The definition of MutableEnv wasn't important. Just standard free/operational monad stuff with constructors matching the three functions in the api.

But I was stuck on what to define Ref as. I didn't want some sort of class, I wanted it to be a concrete type as far as the type system was concerned.

Then late one night I was out for a walk and it hit me - what I essentially want is a type whose constructors are indexed by an argument type. But it had to be open, unlike a GADT - new interpreters could be added at will. And then it hit me. That's exactly what a data family is. An open, type-indexed family of data values. I could complete the api with just the following:

data family Ref (s :: k) :: * -> *

Then, dealing with the underlying representation for a Ref was no big deal. Just create a data instance (or newtype instance, more likely) whenever an interpreter for MutableEnv is defined.

This exact example isn't really useful. But it clearly illustrates something data families can do that injective type families can't.

Answer 3

type family T a = r | r -> a
data family D a

An injective type family T satisfies the injectivity axiom

if T a ~ T b then a ~ b

But a data family satisfies the much stronger generativity axiom

if D a ~ g b then D ~ g and a ~ b

(If you like: Because the instances of D define new types that are different from any existing types.)

In fact D itself is a legitimate type in the type system, unlike a type family like T, which can only ever appear in a fully saturated application like T a. This means

• D can be the argument to another type constructor, like MaybeT D. (MaybeT T is illegal.)

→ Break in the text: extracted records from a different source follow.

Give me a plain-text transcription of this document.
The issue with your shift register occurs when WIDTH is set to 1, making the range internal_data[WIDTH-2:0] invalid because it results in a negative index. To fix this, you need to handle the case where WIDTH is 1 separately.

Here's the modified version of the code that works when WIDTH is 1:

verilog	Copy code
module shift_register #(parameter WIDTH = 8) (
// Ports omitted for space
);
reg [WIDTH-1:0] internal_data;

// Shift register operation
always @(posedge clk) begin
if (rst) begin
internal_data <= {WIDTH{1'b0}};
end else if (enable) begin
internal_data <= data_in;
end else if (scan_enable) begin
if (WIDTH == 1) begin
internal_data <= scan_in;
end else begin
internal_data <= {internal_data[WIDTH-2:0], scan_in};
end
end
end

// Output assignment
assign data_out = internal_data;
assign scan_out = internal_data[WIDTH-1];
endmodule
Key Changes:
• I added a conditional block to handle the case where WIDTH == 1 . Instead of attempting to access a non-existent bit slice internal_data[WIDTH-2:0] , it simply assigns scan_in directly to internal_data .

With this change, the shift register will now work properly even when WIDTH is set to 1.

• You can define instances for D, like instance Functor D. (You can't define instances for a type family Functor T, and it would be unusable anyway because instance selection for, e.g., map :: Functor f => (a -> b) -> f a -> f b relies on the fact that from the type f a you can determine both f and a; for this to work f cannot be allowed to vary over type families, even injective ones.)